この「ジワジワと地獄に転落していく過程」がものすごく怖い。最後の方は、「うわあ……」と思わす声に出してしまうほどの展開を迎えます。
読んでいて「なんでそうなっちゃうの!」「もっと協力しようよ!」ともどかしい気持ちになりますが、仕方がない。彼らは純粋なのだから。純粋だからこそゆえの、悪。
少年の持つ無邪気さは、見方を変えるだけでとても恐ろしいものになってしまうのですね。
ところで、無人島に取り残された少年たち、というと『十五少年漂流記 (新潮文庫)』という名作を思い浮かべる方も多いでしょう。
十五人の少年が知恵と勇気を振り絞ってサバイバルに挑む、非常に面白い冒険小説です。『十五少年漂流記』での少年たちは皆で力を合わせて困難に立ち向かい、読者の私たちに冒険の楽しさを教えてくれます。

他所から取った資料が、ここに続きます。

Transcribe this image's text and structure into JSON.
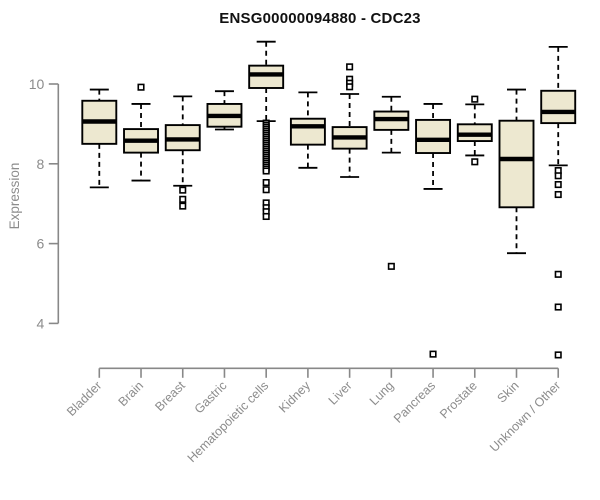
{
  "chart_data": {
    "type": "boxplot",
    "title": "ENSG00000094880 - CDC23",
    "ylabel": "Expression",
    "xlabel": "",
    "yticks": [
      10,
      8,
      6,
      4
    ],
    "ylim": [
      3.0,
      11.2
    ],
    "grid": false,
    "legend": "none",
    "colors": {
      "box_fill": "#EDE8D0",
      "box_stroke": "#000000",
      "axis_line": "#888888",
      "tick_label": "#8c8c8c",
      "title_text": "#111111",
      "background": "#ffffff"
    },
    "categories": [
      "Bladder",
      "Brain",
      "Breast",
      "Gastric",
      "Hematopoietic cells",
      "Kidney",
      "Liver",
      "Lung",
      "Pancreas",
      "Prostate",
      "Skin",
      "Unknown / Other"
    ],
    "series": [
      {
        "category": "Bladder",
        "whisker_high": 9.86,
        "q3": 9.58,
        "median": 9.06,
        "q1": 8.5,
        "whisker_low": 7.41,
        "outliers": []
      },
      {
        "category": "Brain",
        "whisker_high": 9.5,
        "q3": 8.87,
        "median": 8.58,
        "q1": 8.28,
        "whisker_low": 7.58,
        "outliers": [
          9.92
        ]
      },
      {
        "category": "Breast",
        "whisker_high": 9.69,
        "q3": 8.97,
        "median": 8.61,
        "q1": 8.34,
        "whisker_low": 7.45,
        "outliers": [
          7.34,
          7.11,
          6.94
        ]
      },
      {
        "category": "Gastric",
        "whisker_high": 9.82,
        "q3": 9.5,
        "median": 9.2,
        "q1": 8.93,
        "whisker_low": 8.86,
        "outliers": []
      },
      {
        "category": "Hematopoietic cells",
        "whisker_high": 11.06,
        "q3": 10.46,
        "median": 10.24,
        "q1": 9.9,
        "whisker_low": 9.07,
        "outliers": [
          9.02,
          8.97,
          8.92,
          8.87,
          8.82,
          8.77,
          8.72,
          8.67,
          8.62,
          8.57,
          8.52,
          8.47,
          8.42,
          8.37,
          8.32,
          8.27,
          8.22,
          8.17,
          8.12,
          8.07,
          8.02,
          7.97,
          7.92,
          7.87,
          7.82,
          7.53,
          7.35,
          7.02,
          6.9,
          6.8,
          6.68
        ]
      },
      {
        "category": "Kidney",
        "whisker_high": 9.79,
        "q3": 9.13,
        "median": 8.94,
        "q1": 8.48,
        "whisker_low": 7.9,
        "outliers": []
      },
      {
        "category": "Liver",
        "whisker_high": 9.75,
        "q3": 8.92,
        "median": 8.66,
        "q1": 8.38,
        "whisker_low": 7.67,
        "outliers": [
          10.43,
          10.12,
          10.02,
          9.93
        ]
      },
      {
        "category": "Lung",
        "whisker_high": 9.68,
        "q3": 9.31,
        "median": 9.12,
        "q1": 8.85,
        "whisker_low": 8.28,
        "outliers": [
          5.43
        ]
      },
      {
        "category": "Pancreas",
        "whisker_high": 9.5,
        "q3": 9.1,
        "median": 8.6,
        "q1": 8.27,
        "whisker_low": 7.37,
        "outliers": [
          3.23
        ]
      },
      {
        "category": "Prostate",
        "whisker_high": 9.49,
        "q3": 8.99,
        "median": 8.73,
        "q1": 8.57,
        "whisker_low": 8.21,
        "outliers": [
          9.62,
          8.05
        ]
      },
      {
        "category": "Skin",
        "whisker_high": 9.86,
        "q3": 9.08,
        "median": 8.12,
        "q1": 6.91,
        "whisker_low": 5.76,
        "outliers": []
      },
      {
        "category": "Unknown / Other",
        "whisker_high": 10.93,
        "q3": 9.83,
        "median": 9.3,
        "q1": 9.02,
        "whisker_low": 7.96,
        "outliers": [
          7.83,
          7.7,
          7.48,
          7.23,
          5.23,
          4.41,
          3.21
        ]
      }
    ]
  }
}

この作品を読むと「子供たちだけで無人島でサバイバルするってとても楽しそうだ!自分もやってみたい!」なんて思ったものです。
それに比べ『蠅の王』は、『十五少年漂流記』とはほぼ真逆と言って良いほどに悲惨な物語。『十五少年漂流記』で抱いた無人島サバイバルに対するキラキラした想いを一瞬でぶち壊してくれます。
ですがもしかしたら、『蠅の王』の方が現実的と言えるのかもしれません。
これから読むなら新訳版を
新訳版の良いとこは何と言っても「圧倒的に読みやすい」ことです。私が初めて読んだときの苦戦はなんだったのでしょうか。
あのときは二、三度挫折しながら読んだ記憶があるのですが、今回の新訳版はほぼ一気読みでした。日本の小説だってもっと読みにくいのありますよ。
翻訳モノが苦手という方にも問題なくおすすめすることができます。
確かに旧訳版と読み比べするのも楽しさの一つですが、これから読むのであれば新訳版で間違いないでしょう。
語り継がれる名作を、これほどスラスラ読ませてくれる新訳版に感謝〜。
決して気分の明るくなるお話ではありませんが、この機会にぜひ読んでみていただければと思います(私は『蠅の王』を読んだ後すぐに『十五少年漂流記』を読んで気持ちを落ち着かせた)。
コメント
コメント一覧 (2件)
十五少年漂流記!懐かしい!
子供のとき大好きでした。
翻訳ものは、苦手なんですがたまに読みたくなるんですよね。海外ミステリ。
これも面白そうですね。
と、いうか、十五少年漂流記のわくわく感を今共有するとは思いませんでした(笑)嬉しい!
『十五少年漂流記』良いですよねー!
私も子供の頃に読んで大好きになった作品です。あのワクワク感はなんなんでしょうね。本気で無人島生活してみたかったです笑。
『蠅の王』も面白いですけど『十五少年漂流記』のワクワクを期待したらダメです!真逆です!